丘陵地である西谷では、豊富な水が集まる谷部を切り開き、ため池とともに棚田や平田が作られ、維持されてきました。西谷の田んぼのまわりでは、サギ類やシマヘビ、ヤマカガシ、トノサマガエル、アマガエル、アカハライモリ、ドジョウ、メダカ、タイコウチ、トンボの仲間などの動物だけでなく、春・秋の七草(セリやナズナ、キキョウやオミナエシ)などの植物といった日本人にとってなじみ深い生きものたちに多く出会うことができます(写真2 参照) 。かつてはどこでも見られたこれらの生きものは、現在、日本各地の田んぼから急速に姿を消しており、中には環境省の作成するレッドリストに掲載されている種もいます。戦後の日本で増えた田んぼの耕作放棄や圃場整備、農薬の使用および宅地開発などに伴う田んぼの消失などが、田んぼの生きものの激減の原因だと考えられています。西谷は、日本で失われつつある昔ながらの田んぼの景観や生きものがみられる貴重な地域なのです。

写真2. 畦や水路も生きものの暮らす場になっている

田んぼと湧水湿地のつながり

田んぼでみられる生きものの多くは、湿地も暮らしの場としてつかっています。西谷では、兵庫県内でも最大規模の湿原群である丸山湿原群を筆頭に、里山林の中やため池周囲に、大小様々な湧水湿地をみることができます。湧水湿地は、周辺の里山林の薪炭利用や敷き柴利用されることで、比較的平坦な谷部が土砂で埋められ、貧栄養な湧き水によって涵養されることで成立する湿地です(詳細は20p) 。人の利用によって維持される湧水湿地は、いわば里湿地ともいえる生態系ですが、セトウチサンショウウオ(旧カスミサンショウウオ)、ハッチョウトンボ、ヒメタイコウチ、イシモチソウ、カキラン、サギソウなど多様な絶滅危惧種の重要な生息・生育地となっています。丸山湿原群で見られるこれらの動植物には、田んぼの周辺、特に棚田上部の畦やため池、水路まわりで、その姿を観察できるものもいます(詳細は22p)。雨水由来の谷水や湧水を利用して湛水する昔ながらの棚田では、ため池周囲や里山林の林縁に、湧水湿地と似た貧栄養かつ湿潤な環境がみられます。

ドジョウタイコウチ

アカハライモリヒメアカネ

写真4. ため池の脇にできた小さな湧水湿地
サギソウの白い花が点々とみえる

全国的に里山林の放棄が拡大する中、湧水湿地はその数も面積も減少の一途をたどっています。

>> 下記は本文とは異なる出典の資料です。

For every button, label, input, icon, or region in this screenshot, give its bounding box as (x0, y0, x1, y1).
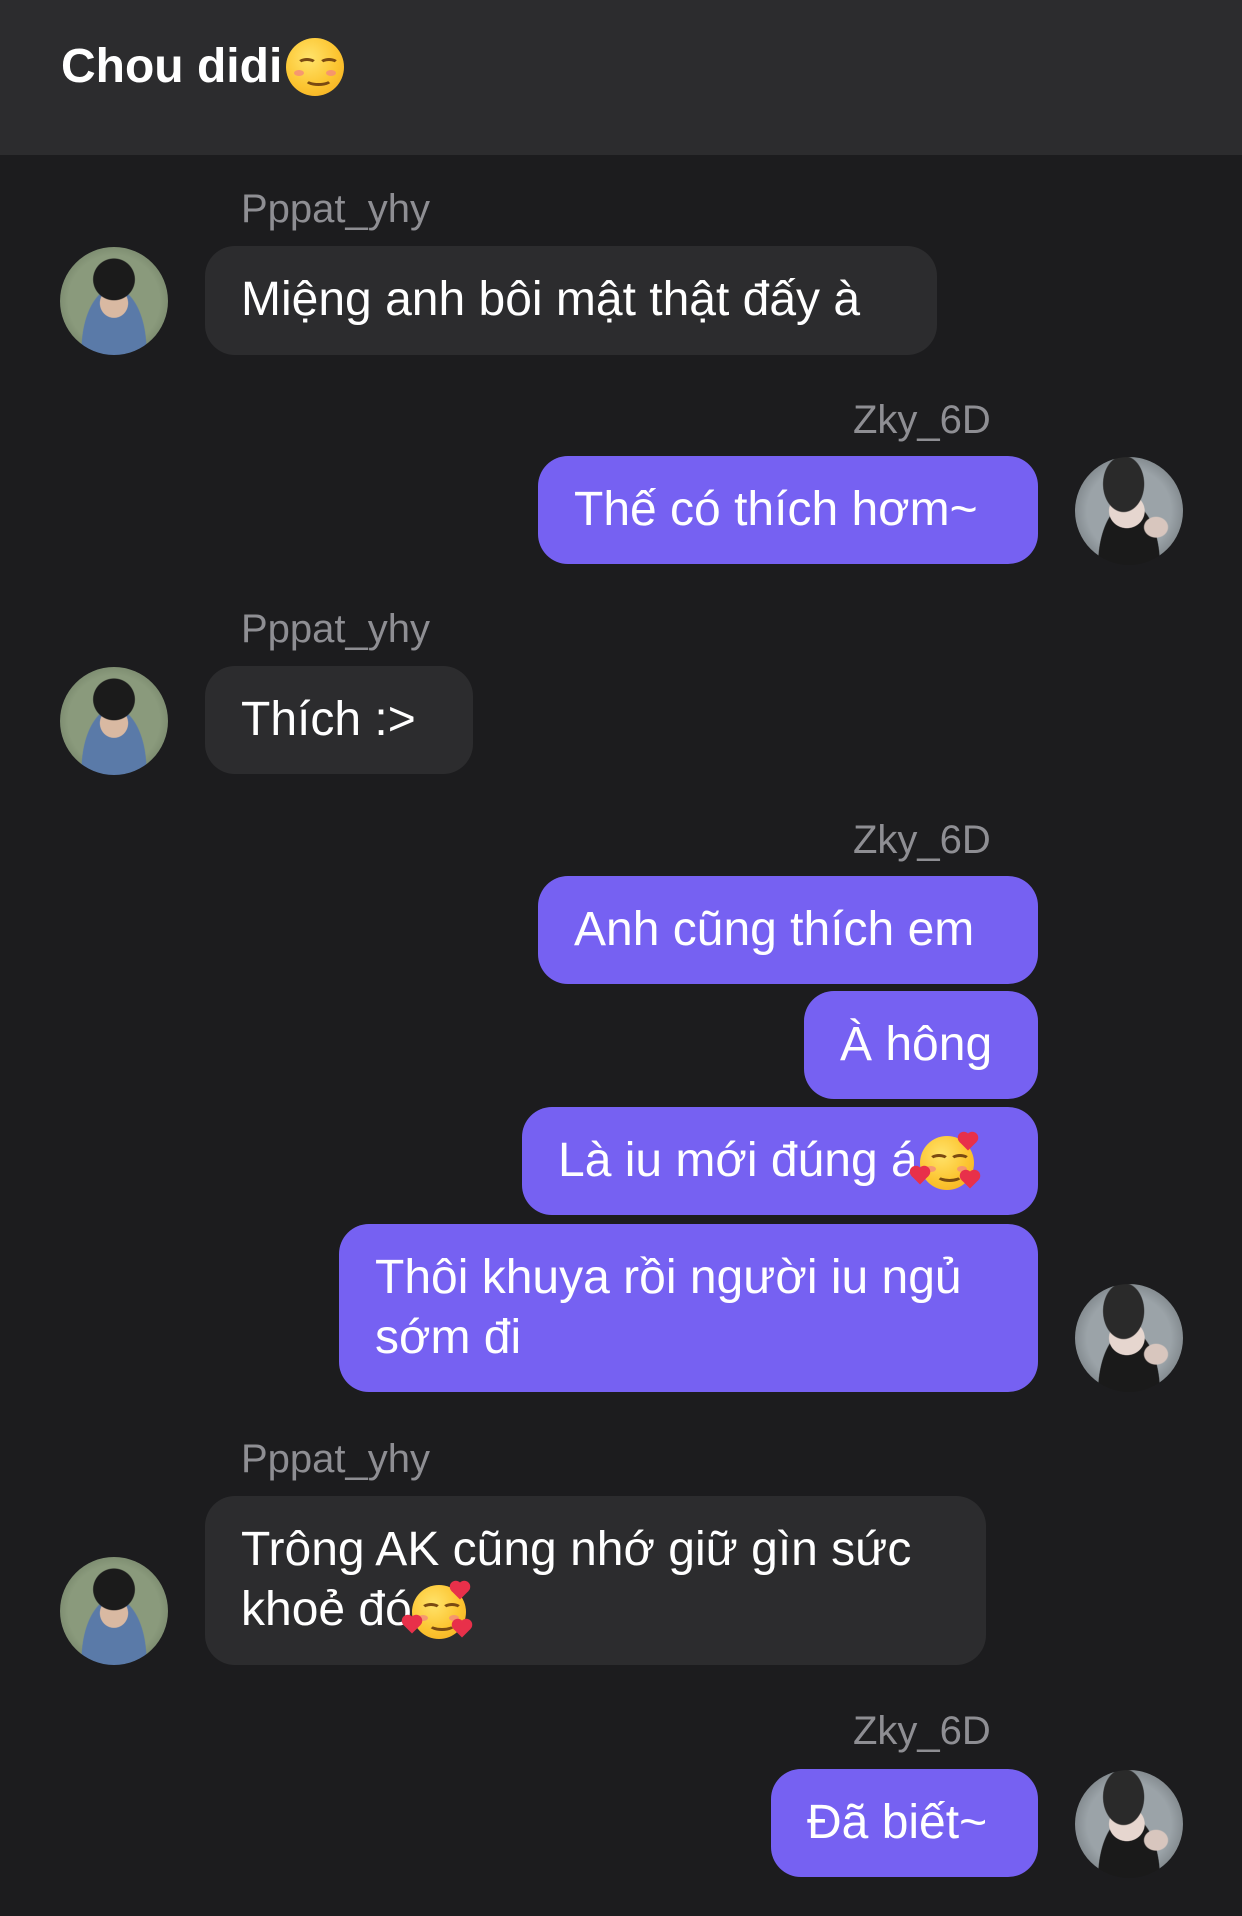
message-text: Miệng anh bôi mật thật đấy à (241, 273, 861, 326)
message-bubble[interactable]: Thế có thích hơm~ (538, 456, 1038, 564)
message-text: Đã biết~ (807, 1796, 988, 1849)
message-bubble[interactable]: Là iu mới đúng á (522, 1107, 1038, 1215)
message-bubble[interactable]: Thích :> (205, 666, 473, 774)
sender-name: Zky_6D (853, 1709, 991, 1753)
smiling-face-icon (286, 38, 345, 96)
sender-name: Zky_6D (853, 398, 991, 442)
message-text: Thế có thích hơm~ (574, 483, 978, 536)
message-bubble[interactable]: Anh cũng thích em (538, 876, 1038, 984)
sender-name: Zky_6D (853, 818, 991, 862)
avatar-pppat[interactable] (60, 247, 168, 355)
smiling-face-with-hearts-icon (403, 1582, 471, 1640)
avatar-pppat[interactable] (60, 667, 168, 775)
message-text: Anh cũng thích em (574, 903, 975, 956)
sender-name: Pppat_yhy (241, 187, 431, 231)
avatar-zky[interactable] (1075, 1284, 1183, 1392)
sender-name: Pppat_yhy (241, 1437, 431, 1481)
chat-header: Chou didi (0, 0, 1242, 155)
avatar-zky[interactable] (1075, 1770, 1183, 1878)
message-text: À hông (840, 1018, 993, 1071)
message-bubble[interactable]: Miệng anh bôi mật thật đấy à (205, 246, 937, 355)
avatar-zky[interactable] (1075, 457, 1183, 565)
message-bubble[interactable]: À hông (804, 991, 1038, 1099)
chat-title[interactable]: Chou didi (61, 38, 345, 96)
message-text: Trông AK cũng nhớ giữ gìn sức khoẻ đó (241, 1523, 912, 1636)
sender-name: Pppat_yhy (241, 607, 431, 651)
message-bubble[interactable]: Thôi khuya rồi người iu ngủ sớm đi (339, 1224, 1038, 1392)
chat-title-text: Chou didi (61, 40, 283, 93)
message-bubble[interactable]: Đã biết~ (771, 1769, 1038, 1877)
message-bubble[interactable]: Trông AK cũng nhớ giữ gìn sức khoẻ đó (205, 1496, 986, 1665)
message-text: Là iu mới đúng á (558, 1134, 918, 1187)
message-text: Thích :> (241, 693, 416, 746)
message-text: Thôi khuya rồi người iu ngủ sớm đi (375, 1251, 962, 1364)
smiling-face-with-hearts-icon (911, 1133, 979, 1191)
avatar-pppat[interactable] (60, 1557, 168, 1665)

また、貧栄養で米の収量が少ないわりにきつい労働を強いる棚田では、耕作放棄が年々増加しています。一方で、緑の革命(稲・小麦などの多収穫品種開発をはじめとする農業技術の革新のこと)の後、耕作されている田んぼでは、大量な肥料の利用により富栄養化が進行しています。西谷の棚田では、貧栄養な湿地環境が奇跡的に多く残っており、多くの絶滅危惧種の避難地となっています。